In November 2023, the Company’s Board of Directors authorized the repurchase of up to $10.0 million of shares of the Company’s common stock. Subject to market conditions, applicable legal requirements, and other factors, the repurchases under these authorizations may be made from time to time in the open market or in privately negotiated transactions, in transactions structured through investment banking institutions, or a combination thereof. The Company may also, from time to time, enter into Rule 10b5-1 plans to facilitate repurchases of shares under these authorizations. The authorizations do not obligate the Company to acquire any shares, and purchases may be commenced or suspended at any time based on market conditions and other factors the Company deem appropriate. The amount and timing of repurchases are subject to a variety of factors, including liquidity, cash flow, stock price and general business and market conditions. The authorization under this program was in addition to the Company’s repurchase program under which the Company was authorized to annually purchase up to the cumulative number of shares issued or deemed issued in that year under its equity incentive and stock purchase plan. The Company’s credit agreement includes restrictions on its ability to repurchase its common stock.

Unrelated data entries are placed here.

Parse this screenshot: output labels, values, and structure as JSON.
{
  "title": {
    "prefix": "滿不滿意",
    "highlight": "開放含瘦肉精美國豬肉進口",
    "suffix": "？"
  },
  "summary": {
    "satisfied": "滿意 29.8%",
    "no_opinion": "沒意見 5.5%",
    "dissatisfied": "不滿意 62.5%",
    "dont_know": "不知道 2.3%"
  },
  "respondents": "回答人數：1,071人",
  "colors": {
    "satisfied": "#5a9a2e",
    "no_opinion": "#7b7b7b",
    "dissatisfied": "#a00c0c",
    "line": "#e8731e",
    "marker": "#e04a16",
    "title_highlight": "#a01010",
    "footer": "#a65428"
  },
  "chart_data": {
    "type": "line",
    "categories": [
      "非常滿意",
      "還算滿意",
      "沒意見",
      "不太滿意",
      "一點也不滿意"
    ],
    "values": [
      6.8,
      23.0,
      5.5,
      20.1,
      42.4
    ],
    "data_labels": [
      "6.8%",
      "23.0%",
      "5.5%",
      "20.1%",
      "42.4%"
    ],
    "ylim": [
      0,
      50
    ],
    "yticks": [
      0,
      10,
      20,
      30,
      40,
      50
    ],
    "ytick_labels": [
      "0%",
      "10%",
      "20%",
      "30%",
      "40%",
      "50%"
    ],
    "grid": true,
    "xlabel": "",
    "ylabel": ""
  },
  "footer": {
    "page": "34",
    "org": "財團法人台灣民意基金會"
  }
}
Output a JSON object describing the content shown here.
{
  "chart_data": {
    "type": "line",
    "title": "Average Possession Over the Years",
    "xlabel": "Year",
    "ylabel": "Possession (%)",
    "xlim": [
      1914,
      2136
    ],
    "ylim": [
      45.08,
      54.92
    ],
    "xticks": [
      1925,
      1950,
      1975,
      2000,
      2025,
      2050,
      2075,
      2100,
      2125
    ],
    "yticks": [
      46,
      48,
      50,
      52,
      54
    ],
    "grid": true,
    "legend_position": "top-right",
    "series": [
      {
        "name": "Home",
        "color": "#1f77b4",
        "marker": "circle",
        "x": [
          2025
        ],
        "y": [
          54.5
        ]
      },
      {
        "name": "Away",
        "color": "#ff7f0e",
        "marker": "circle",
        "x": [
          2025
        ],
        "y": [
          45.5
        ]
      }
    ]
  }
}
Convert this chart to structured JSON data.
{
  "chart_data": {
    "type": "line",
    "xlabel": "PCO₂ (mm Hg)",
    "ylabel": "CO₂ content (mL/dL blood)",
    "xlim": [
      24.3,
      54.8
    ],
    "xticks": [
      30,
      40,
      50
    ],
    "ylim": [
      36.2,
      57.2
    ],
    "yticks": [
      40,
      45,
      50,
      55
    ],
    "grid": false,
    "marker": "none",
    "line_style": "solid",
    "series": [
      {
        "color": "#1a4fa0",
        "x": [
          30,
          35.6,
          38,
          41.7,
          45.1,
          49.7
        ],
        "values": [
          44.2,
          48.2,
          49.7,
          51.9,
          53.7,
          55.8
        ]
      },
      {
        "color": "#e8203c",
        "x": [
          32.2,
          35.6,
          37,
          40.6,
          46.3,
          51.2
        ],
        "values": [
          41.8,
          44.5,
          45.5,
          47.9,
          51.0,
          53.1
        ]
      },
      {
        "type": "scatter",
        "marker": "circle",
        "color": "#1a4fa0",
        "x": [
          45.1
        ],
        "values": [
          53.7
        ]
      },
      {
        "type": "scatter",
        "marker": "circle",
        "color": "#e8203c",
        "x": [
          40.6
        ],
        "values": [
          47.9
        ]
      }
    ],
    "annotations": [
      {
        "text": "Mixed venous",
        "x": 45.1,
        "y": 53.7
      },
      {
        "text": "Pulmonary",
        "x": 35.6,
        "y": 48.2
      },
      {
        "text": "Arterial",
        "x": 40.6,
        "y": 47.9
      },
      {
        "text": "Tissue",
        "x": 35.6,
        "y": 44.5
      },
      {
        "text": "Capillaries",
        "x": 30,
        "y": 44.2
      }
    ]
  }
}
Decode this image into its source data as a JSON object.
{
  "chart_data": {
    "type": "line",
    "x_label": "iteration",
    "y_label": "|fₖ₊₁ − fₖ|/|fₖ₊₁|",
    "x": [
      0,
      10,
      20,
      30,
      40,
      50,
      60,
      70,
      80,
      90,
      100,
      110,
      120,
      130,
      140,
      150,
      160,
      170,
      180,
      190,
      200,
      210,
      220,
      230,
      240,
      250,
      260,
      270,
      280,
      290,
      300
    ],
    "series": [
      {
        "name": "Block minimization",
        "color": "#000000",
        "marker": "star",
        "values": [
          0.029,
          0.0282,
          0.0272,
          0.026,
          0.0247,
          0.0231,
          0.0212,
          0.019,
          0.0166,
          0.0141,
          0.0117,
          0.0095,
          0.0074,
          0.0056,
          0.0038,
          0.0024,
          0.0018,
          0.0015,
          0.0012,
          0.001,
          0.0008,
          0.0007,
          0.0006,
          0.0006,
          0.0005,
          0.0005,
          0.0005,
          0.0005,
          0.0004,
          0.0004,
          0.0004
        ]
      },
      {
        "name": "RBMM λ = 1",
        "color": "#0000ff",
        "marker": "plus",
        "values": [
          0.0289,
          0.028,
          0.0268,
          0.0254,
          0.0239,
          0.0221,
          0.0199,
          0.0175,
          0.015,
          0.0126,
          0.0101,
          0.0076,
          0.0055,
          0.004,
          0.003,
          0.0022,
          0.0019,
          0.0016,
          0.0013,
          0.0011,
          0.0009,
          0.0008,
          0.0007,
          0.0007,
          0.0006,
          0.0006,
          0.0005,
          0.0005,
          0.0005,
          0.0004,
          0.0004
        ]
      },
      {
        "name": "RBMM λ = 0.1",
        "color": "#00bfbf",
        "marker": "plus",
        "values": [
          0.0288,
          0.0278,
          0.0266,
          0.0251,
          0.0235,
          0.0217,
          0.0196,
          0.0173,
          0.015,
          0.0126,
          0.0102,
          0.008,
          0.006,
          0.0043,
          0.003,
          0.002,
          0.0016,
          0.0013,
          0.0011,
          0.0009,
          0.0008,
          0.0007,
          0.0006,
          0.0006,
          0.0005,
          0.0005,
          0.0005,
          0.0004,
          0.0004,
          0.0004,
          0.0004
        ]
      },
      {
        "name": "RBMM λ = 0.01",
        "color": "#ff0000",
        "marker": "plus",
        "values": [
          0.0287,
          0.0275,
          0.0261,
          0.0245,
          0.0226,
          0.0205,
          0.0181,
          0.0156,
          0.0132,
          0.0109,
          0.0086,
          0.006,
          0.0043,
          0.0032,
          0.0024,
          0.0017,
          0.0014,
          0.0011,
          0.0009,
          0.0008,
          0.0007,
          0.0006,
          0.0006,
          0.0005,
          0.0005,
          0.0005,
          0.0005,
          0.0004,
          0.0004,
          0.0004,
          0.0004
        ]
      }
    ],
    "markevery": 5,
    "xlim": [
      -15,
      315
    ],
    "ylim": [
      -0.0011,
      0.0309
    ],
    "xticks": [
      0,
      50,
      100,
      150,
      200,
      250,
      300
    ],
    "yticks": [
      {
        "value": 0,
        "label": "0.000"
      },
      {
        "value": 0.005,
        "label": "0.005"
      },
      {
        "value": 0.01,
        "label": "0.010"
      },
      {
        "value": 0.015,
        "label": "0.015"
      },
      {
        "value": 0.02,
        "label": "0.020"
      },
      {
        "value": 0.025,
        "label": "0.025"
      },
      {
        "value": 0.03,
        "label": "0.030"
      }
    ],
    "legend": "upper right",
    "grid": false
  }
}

During the years ended December 31, 2023, and 2024, the Company repurchased 1,515,766 and 251,146 shares of common stock for $9.7 million and $2.8 million, respectively, under the November 2023 and prior repurchase authorizations.
Effective February 1, 2024, the Company ceased purchases under the November 2023 purchase authorization, and the Company did not repurchase shares of common stock during the year ended December 31, 2025. As of December 31, 2025, the Company has approximately $6.0 million remaining under this share repurchase authorization.
During the years ended December 31, 2023, 2024, and 2025, the Company was deemed to have repurchased 91,855, 122,186, and 181,387 shares, respectively, of common stock forfeited by employees to satisfy minimum tax-withholding requirements in connection with the vesting of restricted stock grants. These repurchases were not part of the stock repurchase programs authorized by the Company’s Board of Directors as described above.